Seçimlere giderken dışarıdan görünüş
Yurtdışından Türkiye’ye nasıl bakıldığını görmek genelde aydınlatıcı oluyor. Bazen ülke içindeki tartışmalarda nesnel durumun gerçeklikten hayli uzak şekilde değerlendirildiğini...
Yurtdışından Türkiye’ye nasıl bakıldığını görmek genelde aydınlatıcı oluyor. Bazen ülke içindeki tartışmalarda nesnel durumun gerçeklikten hayli uzak şekilde değerlendirildiğini de görebiliyorsunuz. Gerçi bir dönem Türkiye’nin dış politika söylemi, iktisadi sicili, ülke olarak kimliği, dış politikadaki adımları ilgiyle izleniyor ve tartışılıyordu. Muhataplarınızla konuştuğunuzda neyi merak ettiklerini, bazı hamleleri kavramaya çalıştıklarını görüyordunuz. Konferanslardadış politika analizleri ve onlar kadar olmasa bile iç politikadaki gelişmelerle ilgili çözümlemeler büyük ilgi uyandırıyordu.
İki başkentte bugün Türkiye’yi tartıştığınızda ortaya çıkan tablo hayli farklı. Son yılların dış politikası Türkiye’nin gücünün gerçek boyutları hakkında yapılan değerlendirmelerin niteliğini değiştirmiş. Bir zamanlar olduğu gibi Ankara’nın Ortadoğu’da etkili bir devlet olacağı beklentisi kimsede yok. Bunun da ötesinde Suriye’deki iç savaş başladıktan sonra izlenen politikalar Türkiye’nin dış politikasının temel hedefleri ve amaçları hakkında epeyce soru işareti biriktirmiş.

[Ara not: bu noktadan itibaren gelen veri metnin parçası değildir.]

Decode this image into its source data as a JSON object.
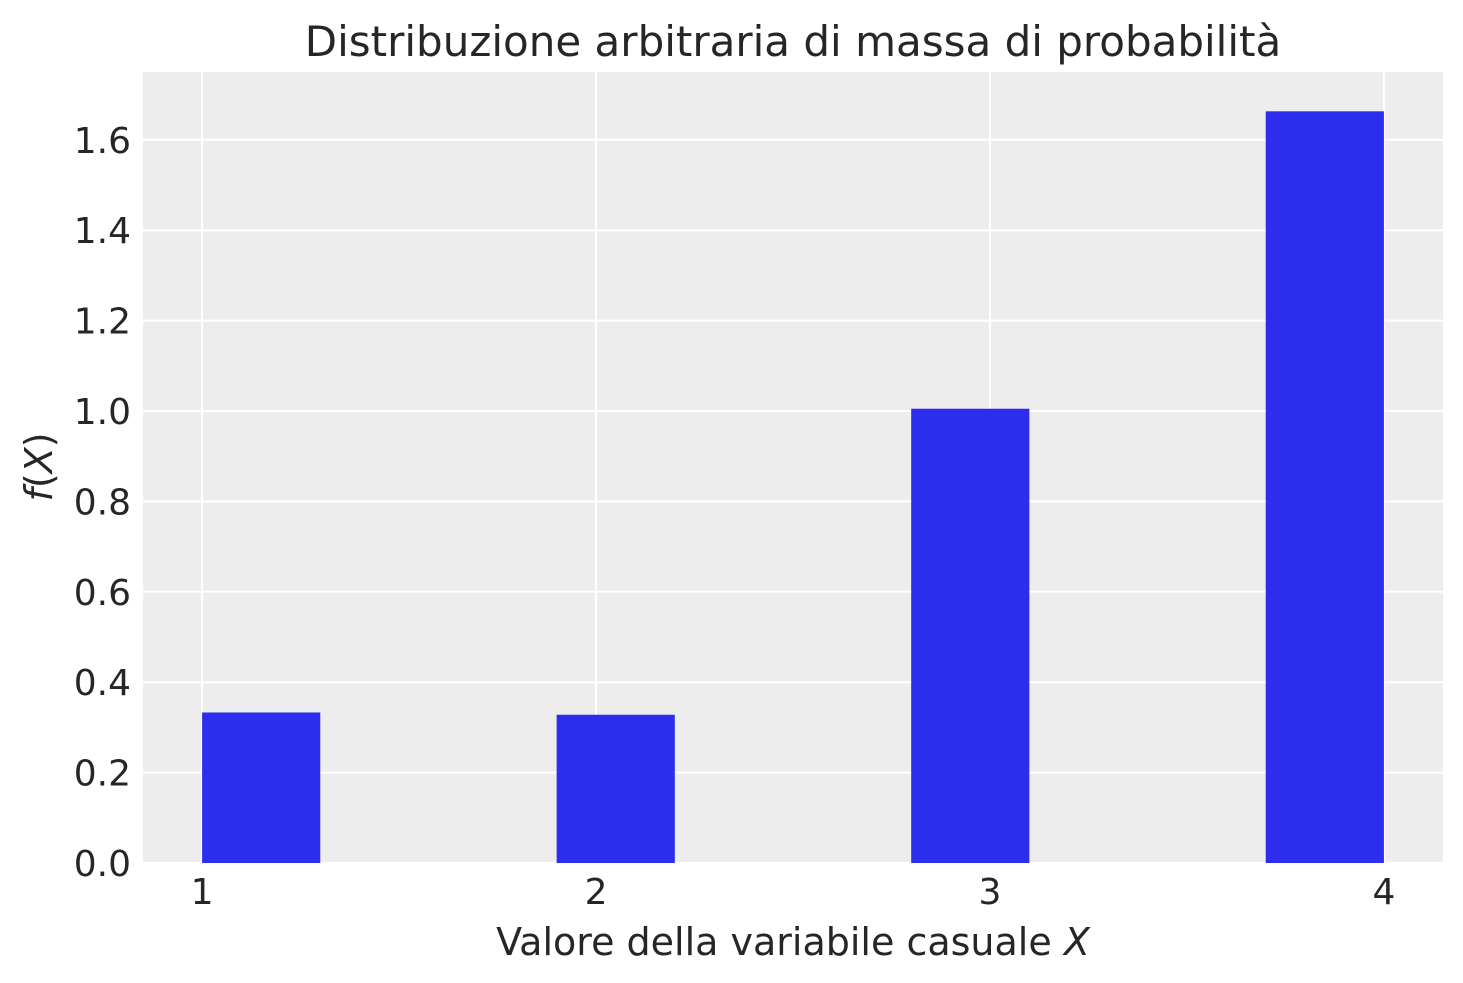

Gerçi Batılı ülkelerin kendi dış politikalarının da ne ölçüde tutarlı, sonuç alıcı, enine boyuna düşünülmüş olduğu ayrıca çok tartışmalı. Gene de “Buralar benden sorulur” diyen bir Türkiye’nin kapasitesinin bu ihtirasları karşılayamayacağına iyice kanaat getirilmiş. Biraz da o nedenle ve İran ile yapılan anlaşmanın akabinde Suriye meselesini eskiden olduğu gibi boşlamak doğru olmayacağından (IŞ )İD odaklı bir askeri plan netleşti.

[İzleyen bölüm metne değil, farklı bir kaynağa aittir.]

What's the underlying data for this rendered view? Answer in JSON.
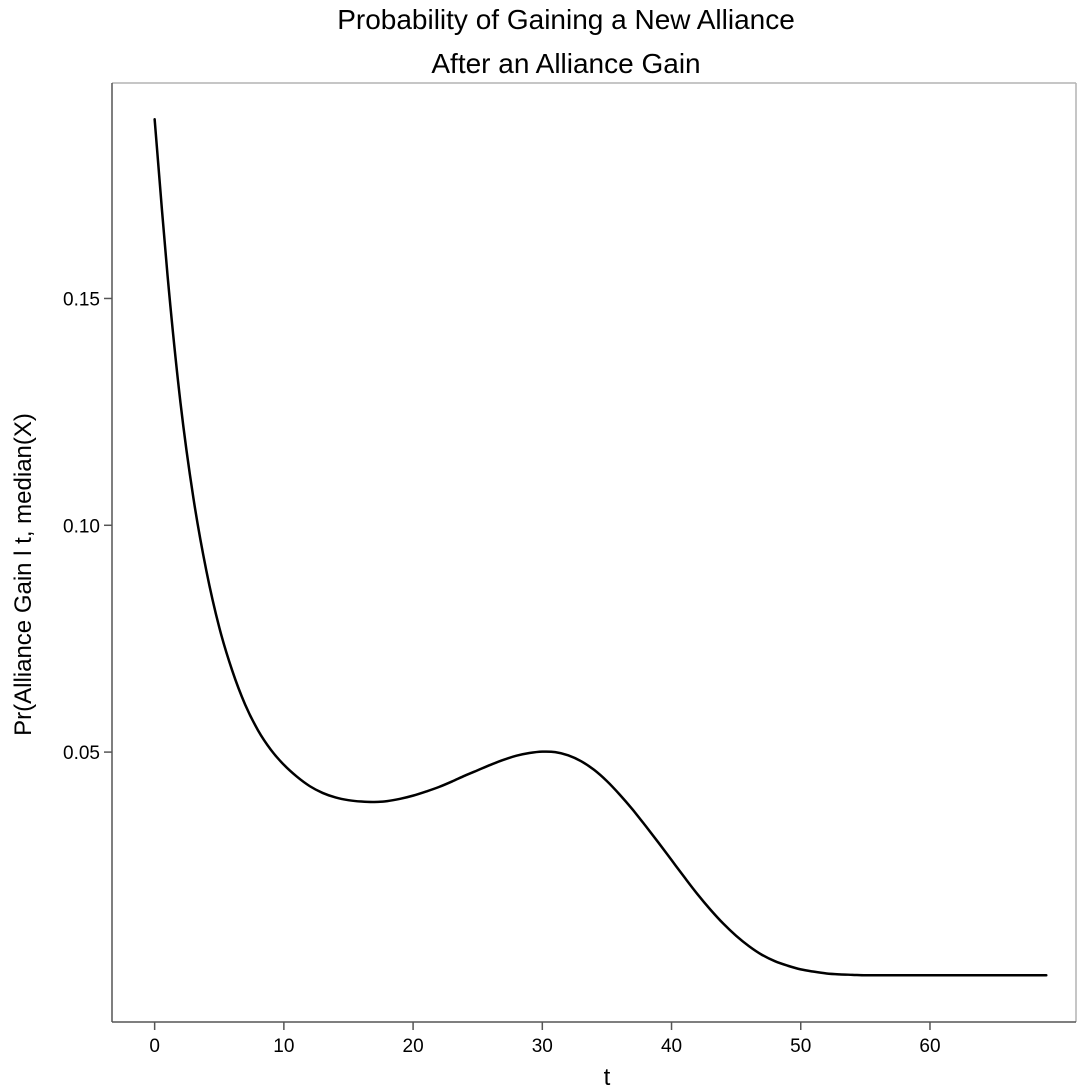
{
  "chart_data": {
    "type": "line",
    "title": [
      "Probability of Gaining a New Alliance",
      "After an Alliance Gain"
    ],
    "xlabel": "t",
    "ylabel": "Pr(Alliance Gain l t, median(X)",
    "xlim": [
      -3.3,
      71.3
    ],
    "ylim": [
      -0.0095,
      0.1975
    ],
    "xticks": [
      0,
      10,
      20,
      30,
      40,
      50,
      60
    ],
    "xtick_labels": [
      "0",
      "10",
      "20",
      "30",
      "40",
      "50",
      "60"
    ],
    "yticks": [
      0.05,
      0.1,
      0.15
    ],
    "ytick_labels": [
      "0.05",
      "0.10",
      "0.15"
    ],
    "grid": false,
    "series": [
      {
        "color": "#000000",
        "x": [
          0,
          1,
          2,
          3,
          4,
          5,
          6,
          7,
          8,
          9,
          10,
          11,
          12,
          13,
          14,
          15,
          16,
          17,
          18,
          19,
          20,
          21,
          22,
          23,
          24,
          25,
          26,
          27,
          28,
          29,
          30,
          31,
          32,
          33,
          34,
          35,
          36,
          37,
          38,
          39,
          40,
          41,
          42,
          43,
          44,
          45,
          46,
          47,
          48,
          49,
          50,
          51,
          52,
          53,
          54,
          55,
          56,
          57,
          58,
          59,
          60,
          61,
          62,
          63,
          64,
          65,
          66,
          67,
          68,
          69
        ],
        "y": [
          0.1895,
          0.155,
          0.127,
          0.106,
          0.09,
          0.0775,
          0.068,
          0.0605,
          0.0548,
          0.0505,
          0.0472,
          0.0446,
          0.0425,
          0.041,
          0.04,
          0.0394,
          0.0391,
          0.039,
          0.0392,
          0.0397,
          0.0404,
          0.0413,
          0.0423,
          0.0435,
          0.0448,
          0.046,
          0.0472,
          0.0483,
          0.0492,
          0.0498,
          0.0501,
          0.05,
          0.0493,
          0.048,
          0.0461,
          0.0436,
          0.0406,
          0.0373,
          0.0337,
          0.03,
          0.0262,
          0.0224,
          0.0187,
          0.0153,
          0.0122,
          0.0095,
          0.0072,
          0.0053,
          0.0039,
          0.0029,
          0.0021,
          0.0016,
          0.0012,
          0.001,
          0.0009,
          0.0008,
          0.0008,
          0.0008,
          0.0008,
          0.0008,
          0.0008,
          0.0008,
          0.0008,
          0.0008,
          0.0008,
          0.0008,
          0.0008,
          0.0008,
          0.0008,
          0.0008
        ]
      }
    ]
  }
}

Ancak (IŞ )İD’e yönelik askeri harekâtın bu örgütün tümden yok edilmesine mi yoksa elinde tuttuğu toprakların sınırlandırılmasına mı yönelik olduğu ancak önümüzdeki dönemde netlik kazanacaktır sanıyorum. Katıldığım konferanslardaki tartışmaların evrimi (IŞ)İD’in bir devlet kurma projesi olarak değerlendirilmesini giderek ön plana çıkarıyor.

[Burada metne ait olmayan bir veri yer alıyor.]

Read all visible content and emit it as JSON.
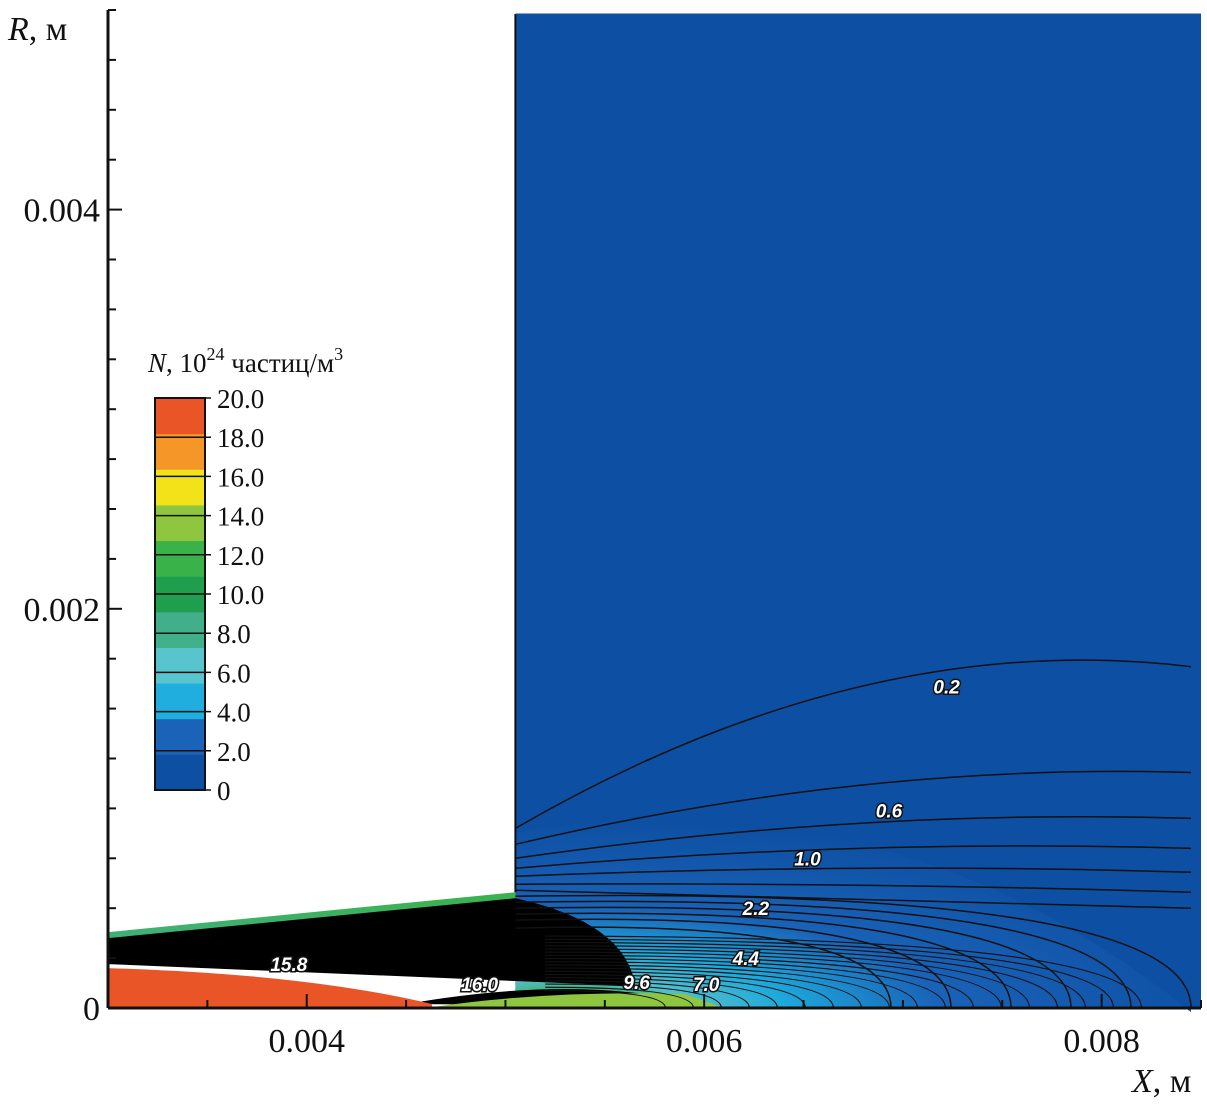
{
  "chart_data": {
    "type": "contour",
    "quantity": "N",
    "xlabel": "X, м",
    "ylabel": "R, м",
    "xlim": [
      0.003,
      0.0085
    ],
    "ylim": [
      0,
      0.005
    ],
    "x_ticks": [
      "0.004",
      "0.006",
      "0.008"
    ],
    "y_ticks": [
      "0",
      "0.002",
      "0.004"
    ],
    "colorbar": {
      "title_prefix": "N, 10",
      "title_exponent": "24",
      "title_suffix": " частиц/м",
      "title_unit_exponent": "3",
      "min": 0,
      "max": 20,
      "labels": [
        "20.0",
        "18.0",
        "16.0",
        "14.0",
        "12.0",
        "10.0",
        "8.0",
        "6.0",
        "4.0",
        "2.0",
        "0"
      ],
      "colors": [
        "#0d4fa3",
        "#1a63b8",
        "#1faede",
        "#58c4cd",
        "#41b08a",
        "#1f9f4e",
        "#39b24a",
        "#8fc63f",
        "#f1e21a",
        "#f49628",
        "#ea5527"
      ]
    },
    "contour_labels": [
      {
        "text": "0.2",
        "x": 0.00722,
        "r": 0.00161
      },
      {
        "text": "0.6",
        "x": 0.00693,
        "r": 0.00099
      },
      {
        "text": "1.0",
        "x": 0.00652,
        "r": 0.00075
      },
      {
        "text": "2.2",
        "x": 0.00626,
        "r": 0.0005
      },
      {
        "text": "4.4",
        "x": 0.00621,
        "r": 0.00025
      },
      {
        "text": "7.0",
        "x": 0.00601,
        "r": 0.00012
      },
      {
        "text": "9.6",
        "x": 0.00566,
        "r": 0.00013
      },
      {
        "text": "16.0",
        "x": 0.00487,
        "r": 0.00012
      },
      {
        "text": "15.8",
        "x": 0.00391,
        "r": 0.00022
      }
    ],
    "geometry": {
      "nozzle_exit_x": 0.00505,
      "nozzle_exit_r": 0.00058,
      "inlet_r": 0.00038,
      "core_r_start": 0.0002,
      "core_end_x": 0.00463
    }
  }
}
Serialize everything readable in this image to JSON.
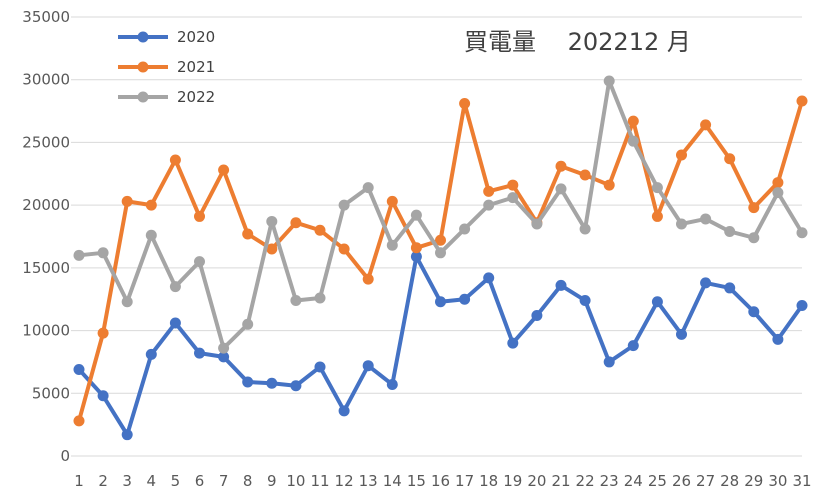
{
  "chart_data": {
    "type": "line",
    "title": "買電量　 202212 月",
    "xlabel": "",
    "ylabel": "",
    "ylim": [
      0,
      35000
    ],
    "yticks": [
      0,
      5000,
      10000,
      15000,
      20000,
      25000,
      30000,
      35000
    ],
    "x": [
      1,
      2,
      3,
      4,
      5,
      6,
      7,
      8,
      9,
      10,
      11,
      12,
      13,
      14,
      15,
      16,
      17,
      18,
      19,
      20,
      21,
      22,
      23,
      24,
      25,
      26,
      27,
      28,
      29,
      30,
      31
    ],
    "grid": true,
    "legend_position": "top-left",
    "series": [
      {
        "name": "2020",
        "color": "#4472c4",
        "values": [
          6900,
          4800,
          1700,
          8100,
          10600,
          8200,
          7900,
          5900,
          5800,
          5600,
          7100,
          3600,
          7200,
          5700,
          15900,
          12300,
          12500,
          14200,
          9000,
          11200,
          13600,
          12400,
          7500,
          8800,
          12300,
          9700,
          13800,
          13400,
          11500,
          9300,
          12000
        ]
      },
      {
        "name": "2021",
        "color": "#ed7d31",
        "values": [
          2800,
          9800,
          20300,
          20000,
          23600,
          19100,
          22800,
          17700,
          16500,
          18600,
          18000,
          16500,
          14100,
          20300,
          16600,
          17200,
          28100,
          21100,
          21600,
          18600,
          23100,
          22400,
          21600,
          26700,
          19100,
          24000,
          26400,
          23700,
          19800,
          21800,
          28300
        ]
      },
      {
        "name": "2022",
        "color": "#a5a5a5",
        "values": [
          16000,
          16200,
          12300,
          17600,
          13500,
          15500,
          8600,
          10500,
          18700,
          12400,
          12600,
          20000,
          21400,
          16800,
          19200,
          16200,
          18100,
          20000,
          20600,
          18500,
          21300,
          18100,
          29900,
          25100,
          21400,
          18500,
          18900,
          17900,
          17400,
          21000,
          17800
        ]
      }
    ]
  }
}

Bu tartışmalar bir noktada önde gelen ülkelerin karar vericilerinin gündemlerine de girecektir. Eğer gidişat bu yöndeyse o halde (IŞ )İD’e yönelik savaşın da yok etme amacından çok o devletin sınırlarını belirlemek amacıyla yapıldığını varsayabiliriz. Bir bakıma Suudi Arabistan’ın kuruluş dönemindeki İhvan’ın konumuna benzer bir durum ortaya çıkabilir.